Organic Single-Crystal Field-Effect Transistors

TL;DR

This paper reviews recent advances in organic single-crystal field-effect transistors, highlighting improved fabrication techniques, high mobility measurements, and the potential for studying intrinsic electronic properties of organic semiconductors.

Contribution

It provides a comprehensive overview of technological progress, measurement results, and future directions in the development of high-performance organic single-crystal transistors.

Findings

Room-temperature mobility up to 15 cm²/Vs in rubrene transistors

High reproducibility and quality of single-crystal device characteristics

Observation of conduction anisotropy related to crystallographic directions

Abstract

We present an overview of recent studies of the charge transport in the field effect transistors on the surface of single crystals of organic low-molecular-weight materials. We first discuss in detail the technological progress that has made these investigations possible. Particular attention is devoted to the growth and characterization of single crystals of organic materials and to different techniques that have been developed for device fabrication. We then concentrate on the measurements of the electrical characteristics. In most cases, these characteristics are highly reproducible and demonstrate the quality of the single crystal transistors. Particularly noticeable are the small sub-threshold slope, the non-monotonic temperature dependence of the mobility, and its weak dependence on the gate voltage. In the best rubrene transistors, room-temperature values of $\mu$ as high as 15 cm$^2$/Vs have been observed. This represents an order-of-magnitude increase with respect to the highest mobility previously reported for organic thin film transistors.

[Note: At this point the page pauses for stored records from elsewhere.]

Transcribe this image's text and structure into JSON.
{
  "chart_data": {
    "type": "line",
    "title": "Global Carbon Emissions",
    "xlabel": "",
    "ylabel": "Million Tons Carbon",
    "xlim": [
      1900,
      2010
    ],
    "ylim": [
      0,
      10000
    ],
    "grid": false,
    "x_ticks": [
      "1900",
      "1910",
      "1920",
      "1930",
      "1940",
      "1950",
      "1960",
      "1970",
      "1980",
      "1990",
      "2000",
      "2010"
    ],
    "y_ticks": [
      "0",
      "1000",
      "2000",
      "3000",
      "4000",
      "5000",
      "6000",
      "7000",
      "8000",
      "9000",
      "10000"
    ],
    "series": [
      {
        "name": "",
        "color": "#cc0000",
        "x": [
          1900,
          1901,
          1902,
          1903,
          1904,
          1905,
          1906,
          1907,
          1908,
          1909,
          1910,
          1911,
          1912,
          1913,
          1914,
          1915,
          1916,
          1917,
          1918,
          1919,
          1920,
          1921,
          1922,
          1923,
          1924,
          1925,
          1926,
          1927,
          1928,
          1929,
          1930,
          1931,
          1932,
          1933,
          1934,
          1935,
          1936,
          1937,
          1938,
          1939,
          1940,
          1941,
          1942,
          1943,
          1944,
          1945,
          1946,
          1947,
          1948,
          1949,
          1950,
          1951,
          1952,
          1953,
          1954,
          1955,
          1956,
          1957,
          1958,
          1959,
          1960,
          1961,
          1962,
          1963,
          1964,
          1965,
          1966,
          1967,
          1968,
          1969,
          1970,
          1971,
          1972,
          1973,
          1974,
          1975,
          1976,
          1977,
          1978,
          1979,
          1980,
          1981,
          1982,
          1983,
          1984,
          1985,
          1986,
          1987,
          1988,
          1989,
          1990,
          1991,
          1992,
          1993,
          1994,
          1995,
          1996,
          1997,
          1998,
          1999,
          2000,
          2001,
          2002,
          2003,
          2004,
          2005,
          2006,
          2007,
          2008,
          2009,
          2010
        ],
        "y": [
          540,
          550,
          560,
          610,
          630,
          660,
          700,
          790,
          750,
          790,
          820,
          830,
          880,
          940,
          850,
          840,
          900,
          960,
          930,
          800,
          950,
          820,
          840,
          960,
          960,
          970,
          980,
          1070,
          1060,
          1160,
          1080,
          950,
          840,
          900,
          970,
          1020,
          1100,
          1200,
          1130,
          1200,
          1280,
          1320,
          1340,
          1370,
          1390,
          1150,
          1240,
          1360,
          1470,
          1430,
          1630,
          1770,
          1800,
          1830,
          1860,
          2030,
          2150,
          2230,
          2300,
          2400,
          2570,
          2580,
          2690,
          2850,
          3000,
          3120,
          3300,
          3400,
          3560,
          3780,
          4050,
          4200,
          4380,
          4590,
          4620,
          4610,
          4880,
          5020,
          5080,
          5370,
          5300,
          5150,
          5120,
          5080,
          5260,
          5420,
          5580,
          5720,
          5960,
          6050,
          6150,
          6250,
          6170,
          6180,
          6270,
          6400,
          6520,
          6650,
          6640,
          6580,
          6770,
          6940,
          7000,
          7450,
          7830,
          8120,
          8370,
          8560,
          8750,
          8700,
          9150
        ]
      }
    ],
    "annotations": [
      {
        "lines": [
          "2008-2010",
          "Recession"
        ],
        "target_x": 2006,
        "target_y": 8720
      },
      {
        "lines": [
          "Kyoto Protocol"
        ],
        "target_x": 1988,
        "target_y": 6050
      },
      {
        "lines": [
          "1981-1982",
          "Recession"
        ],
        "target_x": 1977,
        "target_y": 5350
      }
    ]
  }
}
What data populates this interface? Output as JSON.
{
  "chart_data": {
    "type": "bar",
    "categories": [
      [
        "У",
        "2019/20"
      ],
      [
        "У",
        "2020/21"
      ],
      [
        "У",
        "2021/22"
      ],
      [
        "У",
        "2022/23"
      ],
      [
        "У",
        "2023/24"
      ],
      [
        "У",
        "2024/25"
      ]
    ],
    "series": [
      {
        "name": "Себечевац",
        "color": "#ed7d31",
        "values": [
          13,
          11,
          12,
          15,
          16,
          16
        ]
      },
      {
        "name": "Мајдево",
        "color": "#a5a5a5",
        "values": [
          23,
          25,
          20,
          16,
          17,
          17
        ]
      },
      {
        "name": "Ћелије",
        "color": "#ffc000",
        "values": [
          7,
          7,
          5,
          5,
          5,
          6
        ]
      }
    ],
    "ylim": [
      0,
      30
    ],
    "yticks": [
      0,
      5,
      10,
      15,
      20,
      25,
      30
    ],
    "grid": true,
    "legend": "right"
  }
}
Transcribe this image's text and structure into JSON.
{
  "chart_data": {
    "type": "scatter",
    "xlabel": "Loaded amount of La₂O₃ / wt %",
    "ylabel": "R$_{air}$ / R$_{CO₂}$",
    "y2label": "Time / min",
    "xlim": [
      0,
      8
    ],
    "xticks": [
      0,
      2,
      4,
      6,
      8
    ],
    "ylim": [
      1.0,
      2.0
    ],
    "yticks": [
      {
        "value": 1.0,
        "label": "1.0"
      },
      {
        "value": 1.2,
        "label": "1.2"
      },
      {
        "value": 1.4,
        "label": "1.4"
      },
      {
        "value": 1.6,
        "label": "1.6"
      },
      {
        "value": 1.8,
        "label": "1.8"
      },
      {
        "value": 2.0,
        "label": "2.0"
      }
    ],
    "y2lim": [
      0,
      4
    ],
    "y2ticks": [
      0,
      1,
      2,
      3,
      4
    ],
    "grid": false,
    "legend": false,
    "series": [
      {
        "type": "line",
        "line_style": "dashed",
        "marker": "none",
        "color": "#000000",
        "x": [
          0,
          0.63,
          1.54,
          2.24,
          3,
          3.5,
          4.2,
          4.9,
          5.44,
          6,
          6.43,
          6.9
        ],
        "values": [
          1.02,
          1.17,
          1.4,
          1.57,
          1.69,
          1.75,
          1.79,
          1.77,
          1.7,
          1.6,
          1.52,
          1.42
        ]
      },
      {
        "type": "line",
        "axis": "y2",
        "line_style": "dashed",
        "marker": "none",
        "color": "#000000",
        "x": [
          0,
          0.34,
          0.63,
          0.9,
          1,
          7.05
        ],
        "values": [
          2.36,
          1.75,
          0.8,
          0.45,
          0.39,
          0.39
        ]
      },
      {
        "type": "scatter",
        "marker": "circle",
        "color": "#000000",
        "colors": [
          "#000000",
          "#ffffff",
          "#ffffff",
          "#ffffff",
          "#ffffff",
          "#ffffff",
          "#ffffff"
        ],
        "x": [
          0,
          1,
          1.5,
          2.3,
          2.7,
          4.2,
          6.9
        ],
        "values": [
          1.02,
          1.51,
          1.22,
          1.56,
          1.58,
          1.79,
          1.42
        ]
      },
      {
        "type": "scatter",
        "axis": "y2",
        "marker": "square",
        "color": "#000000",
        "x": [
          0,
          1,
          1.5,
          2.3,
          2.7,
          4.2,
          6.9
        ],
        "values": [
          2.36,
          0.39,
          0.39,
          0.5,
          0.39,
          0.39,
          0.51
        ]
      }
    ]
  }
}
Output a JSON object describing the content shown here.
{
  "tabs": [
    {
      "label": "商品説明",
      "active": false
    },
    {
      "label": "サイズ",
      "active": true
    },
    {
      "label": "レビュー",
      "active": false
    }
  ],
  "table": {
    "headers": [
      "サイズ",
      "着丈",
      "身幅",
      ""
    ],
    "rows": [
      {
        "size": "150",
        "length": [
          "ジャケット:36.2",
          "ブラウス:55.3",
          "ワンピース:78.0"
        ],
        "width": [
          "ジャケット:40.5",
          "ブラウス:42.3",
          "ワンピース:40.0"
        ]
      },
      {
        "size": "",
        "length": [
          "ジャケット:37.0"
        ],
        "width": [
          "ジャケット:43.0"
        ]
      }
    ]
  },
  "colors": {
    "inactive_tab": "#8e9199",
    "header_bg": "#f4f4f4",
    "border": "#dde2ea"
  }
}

In addition, the highest-quality single-crystal devices exhibit a significant anisotropy of the conduction properties with respect to the crystallographic direction. These observations indicate that the field effect transistors fabricated on single crystals are suitable for the study of the \textit{intrinsic} electronic properties of organic molecular semiconductors. We conclude by indicating some directions in which near-future work should focus to progress further in this rapidly evolving area of research.